I recently learned that, as part of a larger corporate overhaul, the Help Center I write will be abandoned within a few years. I found this out when my boss mentioned it in passing in an unrelated meeting. He didn’t even realize that he’d inadvertently delivered a perfect gut punch straight to my solar plexus.
Since then, I’ve spent a lot of time asking: Why am I doing this? What’s the point, if we’re going to throw it away in a year, or two, or five? I want my work to mean something. What does it mean if it’s discarded as unneeded baggage so soon?
A colleague helpfully reminded me that everything in software has a short lifespan. Five years is like an eon in software time. That’s true. And he reminded me that until then, my work does mean something: People will continue reading my Help Center articles and sending me grouchy “thumbs down/This article was NOT what I was looking for” feedback. I can make a difference to those people between now and whenever we draw the curtain on my Help Center.

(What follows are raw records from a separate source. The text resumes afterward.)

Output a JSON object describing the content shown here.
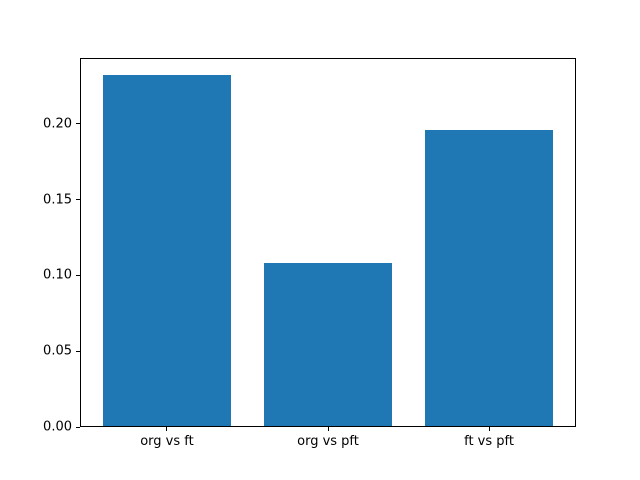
{
  "figure": {
    "background": "#ffffff",
    "axis_color": "#000000"
  },
  "chart_data": {
    "type": "bar",
    "categories": [
      "org vs ft",
      "org vs pft",
      "ft vs pft"
    ],
    "values": [
      0.232,
      0.108,
      0.196
    ],
    "bar_color": "#1f77b4",
    "bar_width": 0.8,
    "title": "",
    "xlabel": "",
    "ylabel": "",
    "xlim": [
      -0.54,
      2.54
    ],
    "ylim": [
      0,
      0.2436
    ],
    "yticks": [
      0,
      0.05,
      0.1,
      0.15,
      0.2
    ],
    "ytick_labels": [
      "0.00",
      "0.05",
      "0.10",
      "0.15",
      "0.20"
    ],
    "grid": false
  }
}
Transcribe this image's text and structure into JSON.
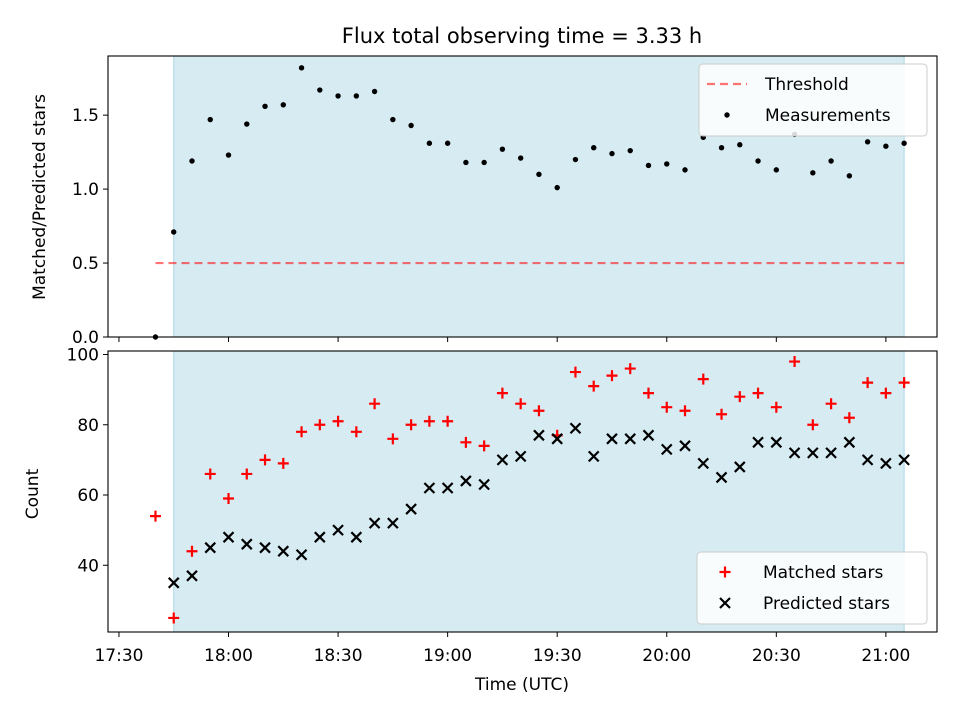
{
  "figure": {
    "title": "Flux total observing time = 3.33 h",
    "xlabel": "Time (UTC)",
    "x_ticks": [
      "17:30",
      "18:00",
      "18:30",
      "19:00",
      "19:30",
      "20:00",
      "20:30",
      "21:00"
    ]
  },
  "colors": {
    "shade": "#add8e6",
    "threshold": "#ff0000",
    "measurements": "#000000",
    "matched": "#ff0000",
    "predicted": "#000000"
  },
  "chart_data": [
    {
      "type": "scatter",
      "ylabel": "Matched/Predicted stars",
      "x_range": [
        "17:27",
        "21:14"
      ],
      "ylim": [
        0,
        1.9
      ],
      "y_ticks": [
        0.0,
        0.5,
        1.0,
        1.5
      ],
      "y_tick_labels": [
        "0.0",
        "0.5",
        "1.0",
        "1.5"
      ],
      "legend_position": "top-right",
      "shaded_interval": [
        "17:45",
        "21:05"
      ],
      "threshold": {
        "name": "Threshold",
        "value": 0.5,
        "x_start": "17:40",
        "x_end": "21:05"
      },
      "series": [
        {
          "name": "Measurements",
          "x": [
            "17:40",
            "17:45",
            "17:50",
            "17:55",
            "18:00",
            "18:05",
            "18:10",
            "18:15",
            "18:20",
            "18:25",
            "18:30",
            "18:35",
            "18:40",
            "18:45",
            "18:50",
            "18:55",
            "19:00",
            "19:05",
            "19:10",
            "19:15",
            "19:20",
            "19:25",
            "19:30",
            "19:35",
            "19:40",
            "19:45",
            "19:50",
            "19:55",
            "20:00",
            "20:05",
            "20:10",
            "20:15",
            "20:20",
            "20:25",
            "20:30",
            "20:35",
            "20:40",
            "20:45",
            "20:50",
            "20:55",
            "21:00",
            "21:05"
          ],
          "values": [
            0.0,
            0.71,
            1.19,
            1.47,
            1.23,
            1.44,
            1.56,
            1.57,
            1.82,
            1.67,
            1.63,
            1.63,
            1.66,
            1.47,
            1.43,
            1.31,
            1.31,
            1.18,
            1.18,
            1.27,
            1.21,
            1.1,
            1.01,
            1.2,
            1.28,
            1.24,
            1.26,
            1.16,
            1.17,
            1.13,
            1.35,
            1.28,
            1.3,
            1.19,
            1.13,
            1.37,
            1.11,
            1.19,
            1.09,
            1.32,
            1.29,
            1.31
          ]
        }
      ]
    },
    {
      "type": "scatter",
      "ylabel": "Count",
      "x_range": [
        "17:27",
        "21:14"
      ],
      "ylim": [
        21,
        101
      ],
      "y_ticks": [
        40,
        60,
        80,
        100
      ],
      "y_tick_labels": [
        "40",
        "60",
        "80",
        "100"
      ],
      "legend_position": "bottom-right",
      "shaded_interval": [
        "17:45",
        "21:05"
      ],
      "series": [
        {
          "name": "Matched stars",
          "marker": "+",
          "x": [
            "17:40",
            "17:45",
            "17:50",
            "17:55",
            "18:00",
            "18:05",
            "18:10",
            "18:15",
            "18:20",
            "18:25",
            "18:30",
            "18:35",
            "18:40",
            "18:45",
            "18:50",
            "18:55",
            "19:00",
            "19:05",
            "19:10",
            "19:15",
            "19:20",
            "19:25",
            "19:30",
            "19:35",
            "19:40",
            "19:45",
            "19:50",
            "19:55",
            "20:00",
            "20:05",
            "20:10",
            "20:15",
            "20:20",
            "20:25",
            "20:30",
            "20:35",
            "20:40",
            "20:45",
            "20:50",
            "20:55",
            "21:00",
            "21:05"
          ],
          "values": [
            54,
            25,
            44,
            66,
            59,
            66,
            70,
            69,
            78,
            80,
            81,
            78,
            86,
            76,
            80,
            81,
            81,
            75,
            74,
            89,
            86,
            84,
            77,
            95,
            91,
            94,
            96,
            89,
            85,
            84,
            93,
            83,
            88,
            89,
            85,
            98,
            80,
            86,
            82,
            92,
            89,
            92
          ]
        },
        {
          "name": "Predicted stars",
          "marker": "x",
          "x": [
            "17:45",
            "17:50",
            "17:55",
            "18:00",
            "18:05",
            "18:10",
            "18:15",
            "18:20",
            "18:25",
            "18:30",
            "18:35",
            "18:40",
            "18:45",
            "18:50",
            "18:55",
            "19:00",
            "19:05",
            "19:10",
            "19:15",
            "19:20",
            "19:25",
            "19:30",
            "19:35",
            "19:40",
            "19:45",
            "19:50",
            "19:55",
            "20:00",
            "20:05",
            "20:10",
            "20:15",
            "20:20",
            "20:25",
            "20:30",
            "20:35",
            "20:40",
            "20:45",
            "20:50",
            "20:55",
            "21:00",
            "21:05"
          ],
          "values": [
            35,
            37,
            45,
            48,
            46,
            45,
            44,
            43,
            48,
            50,
            48,
            52,
            52,
            56,
            62,
            62,
            64,
            63,
            70,
            71,
            77,
            76,
            79,
            71,
            76,
            76,
            77,
            73,
            74,
            69,
            65,
            68,
            75,
            75,
            72,
            72,
            72,
            75,
            70,
            69,
            70
          ]
        }
      ]
    }
  ]
}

This reminded me that I’m not the first person to feel this way. The writer of Ecclesiastes put it perfectly:
But in the end, does it really make a difference what anyone does? I’ve had a good look at what God has given us to do—busywork, mostly. True, God made everything beautiful in itself and in its time—but he’s left us in the dark, so we can never know what God is up to, whether he’s coming or going. I’ve decided that there’s nothing better to do than go ahead and have a good time and get the most we can out of life. That’s it—eat, drink, and make the most of your job. It’s God’s gift.
Ecclesiastes 3:9-13
Okay, then. I’ll make the most out of it: I’ll keep doing the best I can each day, and when my day ends, I’ll walk away knowing I couldn’t have done better.
And I won’t waste all my time working or worrying about work, either. Meaning in life doesn’t come from my job, no matter how many people in our society say it does. I want to “get the most I can out of life” by spending my time wisely — on people I care about, not some ephemeral job that will eventually throw my work in the garbage.